Unlike the previous two prognostic statistical models, the Austrian COVID-19 model is a descriptive simulation model that is extended from an existing population model (Bicher et al., 2018) based on the SIR framework. It follows a highly detailed agent-based modeling approach, where each individual in the society and various contact places, such as schools, kindergartens, leisure places, are explicitly modeled (dwh, 2020). The model does not back-calculate the post-intervention reproductive number of the epidemic (R), but generates it by simulating the social contact reduction. Therefore, it allows for a detailed ex-ante analysis of various social distancing and lock-down interventions. However, the projections are not shared in detail in the current publicly available documentation. Only semi-quantitative description of the results is available (Emrich et al., 2020).

Regarding the validation, the underlying population model is stated to be thoroughly validated, yet there is no reporting to date about the validation of the COVID-19 extension. Besides the usefulness to assess the impact of social distancing policies, it can be expected to suffer from model propagation error (Saltelli, 2019) due to the assumptions required to calibrate such a large and detailed model. Although no quantified measure of this error is shared in the available discussion of the projections, the team acknowledges the uncertainties with a disclaimer that “the results must not be read as absolute figures” and emphasize the role of models as heuristic tools that can help “asses the effects and orders of magnitude” (dexhelpp, 2020) in different scenarios.

Discussion

The three models discussed in this paper are undeniably useful in several aspects. They inform the public and policy debate, alongside other tools, about the extent of the epidemic, the scale of the healthcare problem, and the relative effectiveness of intervention strategies. They synthesize and process the best available knowledge and data, and provide a structured framework to understand and interpret the epidemical and social mechanisms behind the outbreak. They fit well for the purpose of testing our assumptions about the uncertainties surrounding the outbreak and creating a variety of what-if scenarios.

However, they cannot be considered as accurate prediction tools, not only because no model is able to this, but also because these models are lacking thorough formal validation according to their current reports. Statistical models, which are inherently short-term forecasting tools, are useful in the above-mentioned aspects, yet they cannot be used for months-ahead forecasts while their ability is tested only for a few days. Besides the misinterpretation by the media that triggered the public debate about accuracy, expressions of overconfidence are also present in the official reports of the models even though quantitative measures of uncertainty and prediction error are scarcely mentioned. Modeling practitioners, especially the experienced ones, acknowledge that decisionmakers find a model credible if the assumptions and uncertainties are communicated well (Eker et al., 2018). Such clear communication can increase the credibility of COVID-19 models, too.

The pandemic created a situation where facts are uncertain, stakes are high, and decisions are very urgent, which is similar to many policy-making cases from climate change mitigation to sustainable resource management. Therefore, the lessons learned from the case of COVID models, for instance in terms of data use, communication of uncertainties and assumptions, and informing policy-makers, can resonate in other disciplines that provide policy recommendations based on quantitative models.
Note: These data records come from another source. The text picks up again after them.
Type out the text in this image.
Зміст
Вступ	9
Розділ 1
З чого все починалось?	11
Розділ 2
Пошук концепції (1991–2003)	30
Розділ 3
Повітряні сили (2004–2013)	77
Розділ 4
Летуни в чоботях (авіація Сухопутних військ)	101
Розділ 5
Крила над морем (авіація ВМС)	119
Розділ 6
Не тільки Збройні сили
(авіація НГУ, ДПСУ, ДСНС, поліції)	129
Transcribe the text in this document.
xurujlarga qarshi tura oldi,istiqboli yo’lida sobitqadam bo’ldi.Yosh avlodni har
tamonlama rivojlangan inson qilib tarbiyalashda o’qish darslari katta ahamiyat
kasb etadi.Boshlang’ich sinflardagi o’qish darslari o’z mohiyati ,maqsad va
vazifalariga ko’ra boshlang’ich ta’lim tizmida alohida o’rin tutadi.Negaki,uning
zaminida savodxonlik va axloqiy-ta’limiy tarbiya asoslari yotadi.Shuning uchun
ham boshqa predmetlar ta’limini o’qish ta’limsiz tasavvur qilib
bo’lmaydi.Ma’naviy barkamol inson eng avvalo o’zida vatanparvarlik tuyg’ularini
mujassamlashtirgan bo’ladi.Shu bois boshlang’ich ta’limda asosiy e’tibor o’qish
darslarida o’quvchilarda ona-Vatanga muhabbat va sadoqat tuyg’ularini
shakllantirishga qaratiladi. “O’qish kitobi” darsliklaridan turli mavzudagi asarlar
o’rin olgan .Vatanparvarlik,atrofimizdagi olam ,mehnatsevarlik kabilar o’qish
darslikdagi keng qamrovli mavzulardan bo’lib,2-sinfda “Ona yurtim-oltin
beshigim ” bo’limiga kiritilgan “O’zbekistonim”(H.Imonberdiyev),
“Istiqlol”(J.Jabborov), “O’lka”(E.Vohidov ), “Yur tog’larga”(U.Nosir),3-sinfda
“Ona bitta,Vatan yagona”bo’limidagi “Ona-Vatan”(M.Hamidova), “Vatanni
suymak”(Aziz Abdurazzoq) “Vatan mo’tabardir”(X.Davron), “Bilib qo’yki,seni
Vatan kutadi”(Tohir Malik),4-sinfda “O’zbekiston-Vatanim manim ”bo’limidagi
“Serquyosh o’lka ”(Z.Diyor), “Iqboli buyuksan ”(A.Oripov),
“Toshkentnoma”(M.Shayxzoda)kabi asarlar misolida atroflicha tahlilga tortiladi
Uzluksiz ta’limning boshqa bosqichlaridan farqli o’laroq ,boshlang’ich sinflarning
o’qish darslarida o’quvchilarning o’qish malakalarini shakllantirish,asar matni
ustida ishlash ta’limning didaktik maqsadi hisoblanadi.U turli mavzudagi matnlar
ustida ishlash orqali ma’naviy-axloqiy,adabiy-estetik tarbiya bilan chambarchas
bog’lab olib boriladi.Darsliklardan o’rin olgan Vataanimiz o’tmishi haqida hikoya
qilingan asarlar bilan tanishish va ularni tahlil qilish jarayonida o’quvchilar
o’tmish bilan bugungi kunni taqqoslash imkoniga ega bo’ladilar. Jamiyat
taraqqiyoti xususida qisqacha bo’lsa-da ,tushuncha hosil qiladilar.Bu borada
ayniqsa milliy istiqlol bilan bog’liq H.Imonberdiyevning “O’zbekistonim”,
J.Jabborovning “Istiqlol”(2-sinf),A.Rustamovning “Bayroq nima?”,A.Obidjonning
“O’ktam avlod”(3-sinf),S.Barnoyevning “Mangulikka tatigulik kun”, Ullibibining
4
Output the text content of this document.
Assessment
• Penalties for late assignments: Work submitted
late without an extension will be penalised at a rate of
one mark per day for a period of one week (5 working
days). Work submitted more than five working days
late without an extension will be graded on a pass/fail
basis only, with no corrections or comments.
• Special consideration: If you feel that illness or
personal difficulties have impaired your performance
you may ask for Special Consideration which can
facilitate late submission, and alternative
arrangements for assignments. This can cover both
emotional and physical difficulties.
During the pandemic, the urgency for decision-making did not leave room for extensive peer-review and auditing of the models. Still, post-crisis research can analyze the usefulness of these models in the discourse and decision-making, for instance by surveying the decisionmakers and modelers about the challenges of model use in this particular science–policy interface. In that way, not only the epidemiological models can be better prepared for the next outbreak, but also the policy modeling community can learn from this high-stake and high-uncertainty situation. Until then, prediction claims of any model should be taken with a pinch of salt, and their merits on scenario analysis should guide decision-making.